Jennifer Lugar attends Friday’s kickoff event for Gun Sense University, a two-day conference in Atlanta put on by the gun-safety advocacy group Moms Demand Action. Lugar said she was inspired, in part by her work for Moms Demand Action during the 2016 election, to apply to fill an empty seat on the borough council in Jenkintown, Pennsylvania, where she lives. In Atlanta, over 1,200 advocates trained on a range of organizing strategies as well as running for public office.
Jennifer Lugar attends Friday’s kickoff event for Gun Sense University, a two-day conference in Atlanta put on by the gun-safety advocacy group Moms Demand Action. Lugar said she was inspired, in part by her work for Moms Demand Action during the 2016 election, to apply to fill an empty seat on the borough council in Jenkintown, Pennsylvania, where she lives. In Atlanta, over 1,200 advocates trained on a range of organizing strategies as well as running for public office.
Credit Kate Brumback / Associated Press

More than 1,000 gun-safety advocates met in Atlanta over the weekend.

Organizers for Moms Demand Action had two big priorities for this annual volunteer conference: safety and efficiency. That meant keeping the name of the downtown hotel out of news reports and social media.

“Yeah, so this is not a convention, this is not a party. It is a time for us to come together and learn from one another and train, and that’s hard work. Like we really need to dig in and focus, and we need to be in a space where we can hear each others’ voices,” said Stephanie Grabow, who traveled from Indiana. She’s come to all five of these annual meetings, known as Gun Sense Universities.
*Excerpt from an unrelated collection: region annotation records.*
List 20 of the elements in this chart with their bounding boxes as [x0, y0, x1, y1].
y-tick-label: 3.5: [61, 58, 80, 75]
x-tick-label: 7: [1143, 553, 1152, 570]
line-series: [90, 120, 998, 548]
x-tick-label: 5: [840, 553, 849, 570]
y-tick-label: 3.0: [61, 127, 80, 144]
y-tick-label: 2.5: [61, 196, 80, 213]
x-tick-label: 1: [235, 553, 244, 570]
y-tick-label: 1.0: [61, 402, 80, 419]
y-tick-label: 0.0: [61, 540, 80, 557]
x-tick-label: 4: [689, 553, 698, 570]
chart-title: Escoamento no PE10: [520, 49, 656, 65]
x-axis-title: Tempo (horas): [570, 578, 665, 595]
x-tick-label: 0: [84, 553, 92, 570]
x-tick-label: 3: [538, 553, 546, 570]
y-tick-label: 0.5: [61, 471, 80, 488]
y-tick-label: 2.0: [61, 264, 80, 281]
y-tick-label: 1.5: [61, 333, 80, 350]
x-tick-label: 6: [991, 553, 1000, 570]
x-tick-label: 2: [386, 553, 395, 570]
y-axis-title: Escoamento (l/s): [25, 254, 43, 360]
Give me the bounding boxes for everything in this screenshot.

More than 300 survivors of gun violence gathered for the event.

“They can come here pretty raw. And we need them in the movement. I think we need to create a space where they feel comfortable to share their experiences with us, and where we can hear their experiences with our full hearts. That can be private sometimes,” Grabow said.

Speaker and volunteer La’Shea Cretian has lived with bullets in her body since 1996.
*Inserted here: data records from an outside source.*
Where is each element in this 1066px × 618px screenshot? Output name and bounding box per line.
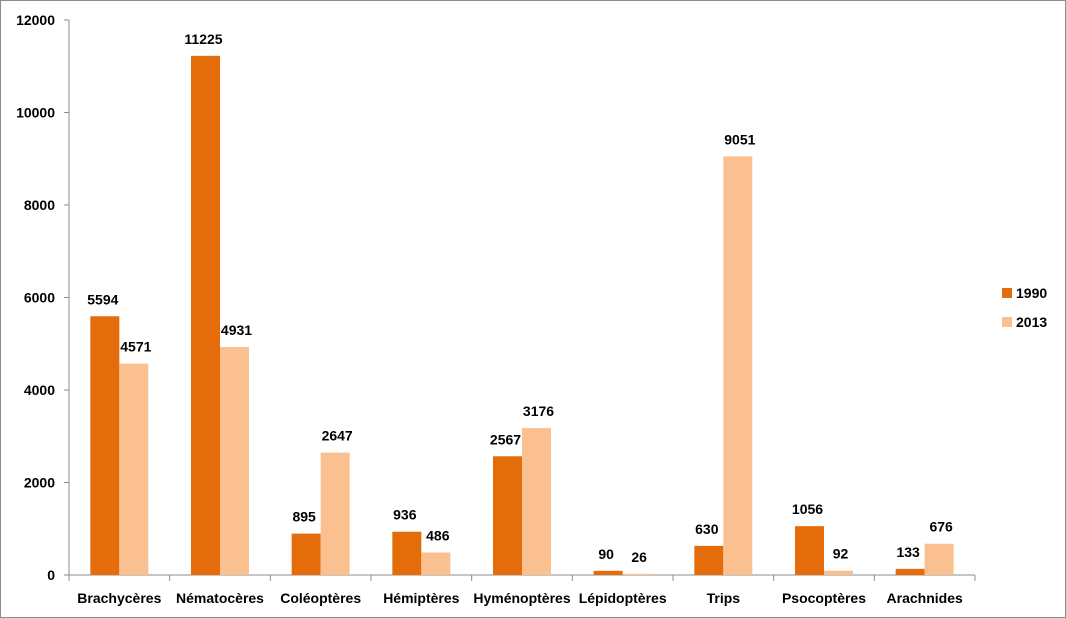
bar-2013 — [924, 543, 954, 575]
x-category-label: Brachycères — [77, 590, 161, 606]
y-tick-label: 10000 — [16, 105, 55, 121]
bar-1990 — [694, 545, 724, 575]
bar-1990 — [392, 531, 422, 575]
data-label: 4931 — [221, 322, 252, 338]
bar-1990 — [795, 526, 824, 575]
data-label: 630 — [695, 521, 719, 537]
data-label: 133 — [896, 544, 920, 560]
data-label: 1056 — [792, 501, 823, 517]
y-tick-label: 4000 — [24, 382, 55, 398]
bars — [90, 55, 954, 576]
bar-1990 — [593, 570, 623, 575]
bar-1990 — [895, 568, 925, 575]
bar-2013 — [220, 346, 249, 575]
bar-2013 — [320, 452, 350, 575]
data-labels: 5594 11225 895 936 2567 90 630 1056 133 4571 4931 2… — [87, 31, 953, 565]
bar-1990 — [291, 533, 321, 575]
y-tick-label: 2000 — [24, 475, 55, 491]
x-category-label: Hyménoptères — [473, 590, 570, 606]
x-category-label: Lépidoptères — [579, 590, 667, 606]
bar-2013 — [824, 570, 853, 575]
y-tick-label: 0 — [47, 567, 55, 583]
x-category-label: Psocoptères — [782, 590, 866, 606]
data-label: 486 — [426, 528, 450, 544]
data-label: 5594 — [87, 291, 118, 307]
data-label: 936 — [393, 507, 417, 523]
legend-label-1990: 1990 — [1016, 285, 1047, 301]
data-label: 9051 — [724, 131, 755, 147]
bar-1990 — [90, 316, 120, 575]
x-category-label: Nématocères — [176, 590, 264, 606]
y-tick-label: 6000 — [24, 290, 55, 306]
data-label: 92 — [833, 546, 849, 562]
x-axis: Brachycères Nématocères Coléoptères Hémiptè… — [68, 574, 976, 606]
legend: 1990 2013 — [1002, 285, 1047, 330]
data-label: 26 — [631, 549, 647, 565]
data-label: 895 — [292, 509, 316, 525]
bar-2013 — [723, 156, 753, 576]
legend-swatch-2013 — [1002, 317, 1012, 327]
data-label: 90 — [598, 546, 614, 562]
bar-2013 — [522, 428, 551, 575]
y-axis: 0 2000 4000 6000 8000 10000 12000 — [16, 12, 70, 583]
data-label: 3176 — [523, 403, 554, 419]
bar-1990 — [493, 456, 522, 575]
legend-label-2013: 2013 — [1016, 314, 1047, 330]
data-label: 4571 — [120, 339, 151, 355]
bar-2013 — [622, 573, 652, 575]
x-category-label: Coléoptères — [280, 590, 361, 606]
data-label: 676 — [929, 519, 953, 535]
bar-2013 — [119, 363, 149, 575]
x-category-label: Trips — [707, 590, 741, 606]
y-tick-label: 8000 — [24, 197, 55, 213]
y-tick-label: 12000 — [16, 12, 55, 28]
x-category-label: Hémiptères — [383, 590, 459, 606]
bar-2013 — [421, 552, 451, 575]
x-category-label: Arachnides — [887, 590, 963, 606]
bar-1990 — [191, 55, 220, 575]
legend-swatch-1990 — [1002, 288, 1012, 298]
data-label: 11225 — [184, 31, 222, 47]
data-label: 2567 — [490, 431, 521, 447]
data-label: 2647 — [322, 428, 353, 444]
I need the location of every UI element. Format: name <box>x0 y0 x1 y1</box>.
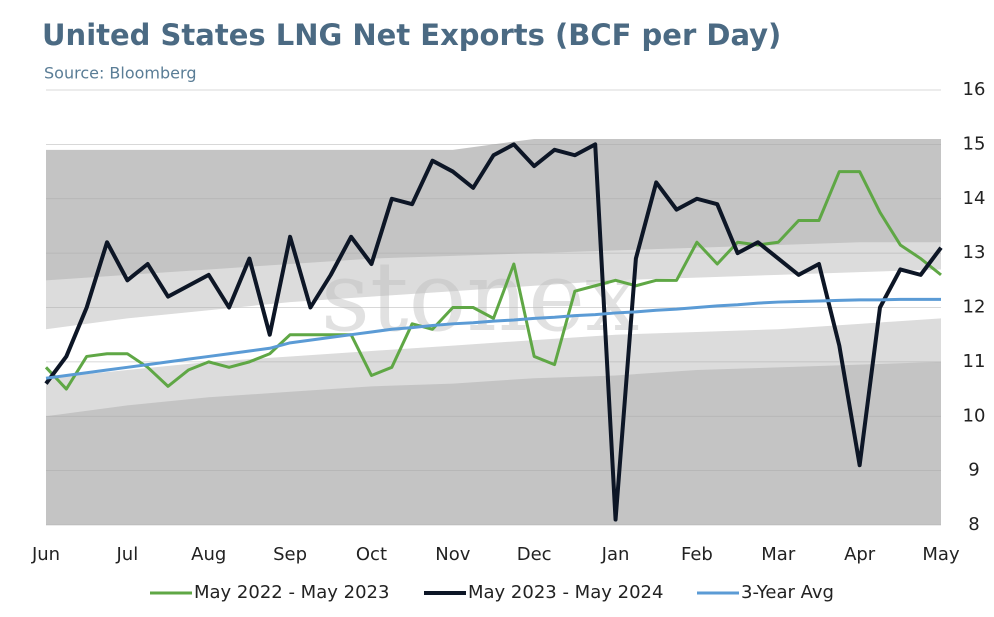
x-tick-label: Aug <box>191 544 226 565</box>
y-tick-label: 8 <box>968 514 979 535</box>
x-tick-label: Nov <box>435 544 470 565</box>
legend-label: May 2022 - May 2023 <box>194 582 389 603</box>
legend-label: 3-Year Avg <box>741 582 834 603</box>
y-tick-label: 9 <box>968 460 979 481</box>
x-tick-label: Jul <box>116 544 139 565</box>
y-tick-label: 14 <box>963 188 986 209</box>
x-tick-label: Jan <box>601 544 630 565</box>
series-line <box>44 170 942 391</box>
y-tick-label: 12 <box>963 297 986 318</box>
x-tick-label: Mar <box>761 544 796 565</box>
legend-label: May 2023 - May 2024 <box>468 582 663 603</box>
x-tick-label: Feb <box>681 544 713 565</box>
series-line <box>44 142 943 522</box>
y-tick-label: 10 <box>963 405 986 426</box>
y-tick-label: 15 <box>963 133 986 154</box>
range-band <box>46 269 941 379</box>
y-tick-label: 16 <box>963 79 986 100</box>
x-tick-label: Apr <box>844 544 876 565</box>
y-tick-label: 13 <box>963 242 986 263</box>
chart-title: United States LNG Net Exports (BCF per D… <box>42 18 781 52</box>
x-tick-label: Oct <box>356 544 387 565</box>
x-tick-label: May <box>922 544 960 565</box>
series-line <box>45 297 941 380</box>
x-tick-label: Sep <box>273 544 307 565</box>
x-tick-label: Jun <box>31 544 60 565</box>
x-tick-label: Dec <box>517 544 552 565</box>
chart-subtitle: Source: Bloomberg <box>44 64 196 83</box>
y-tick-label: 11 <box>963 351 986 372</box>
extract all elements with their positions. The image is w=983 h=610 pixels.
“That’s when a .38 caliber came into my family’s home and I was shot five times by my ex-boyfriend,” Cretian said.

He shot and killed himself that night as well.

In a moment of down time, she was helping to cut out printed prompts for a public speaking exercise. For Cretian, who began telling her story in church, sharing her own experience is not as difficult as hearing from so many others.

“Sometimes I just can’t stop crying because I want to help. For me to stand up and say that I made it, and I have someone next to me and their family member didn’t make it, that’s when it just gets so personal,” she said.

Overall, 1,200 advocates trained on a range of organizing strategies as well as running for public office. The turnout was double that of 2017. The first event in Denver five years ago saw 60 attendees.

Moms Demand membership increased by about 200,000 in the wake of the Parkland, Florida, shooting earlier this year. Founder Shannon Watts says the tragedy was one motivation among many.

“I don’t think it’s any one thing. I do think that women are feeling very empowered since the election of Donald Trump, and they want to either be activists or they want to run for office, and we fill that niche for them,” Watts said.

Volunteers in red and orange Moms Demand Action gear filled the hotel halls between dozens of training panels including “Running for Office,” “Advanced Lobbying” and “The Importance of Self-Care for a Gun Safety Activist.”

In one session, a panel of speakers from New York, Baltimore and Milwaukee emphasized the importance of playing a supportive role for the work many community-based gun violence prevention groups have been doing for years.

One volunteer from Albany, New York, raised the issue of the role of race in gun violence activism: How to navigate the plain fact that many in her chapter are white residents from the suburbs who may be less than fully focused on gun violence in communities of color? A lot to discuss there, came the replies.

“In the last year, 40 percent of the new employees we’ve hired are nonwhite. We are incredibly focused on diversifying our leadership and our volunteers,” said Watts. “We want to make sure that the organization looks like what America looks like and what this issue of gun violence itself looks like.”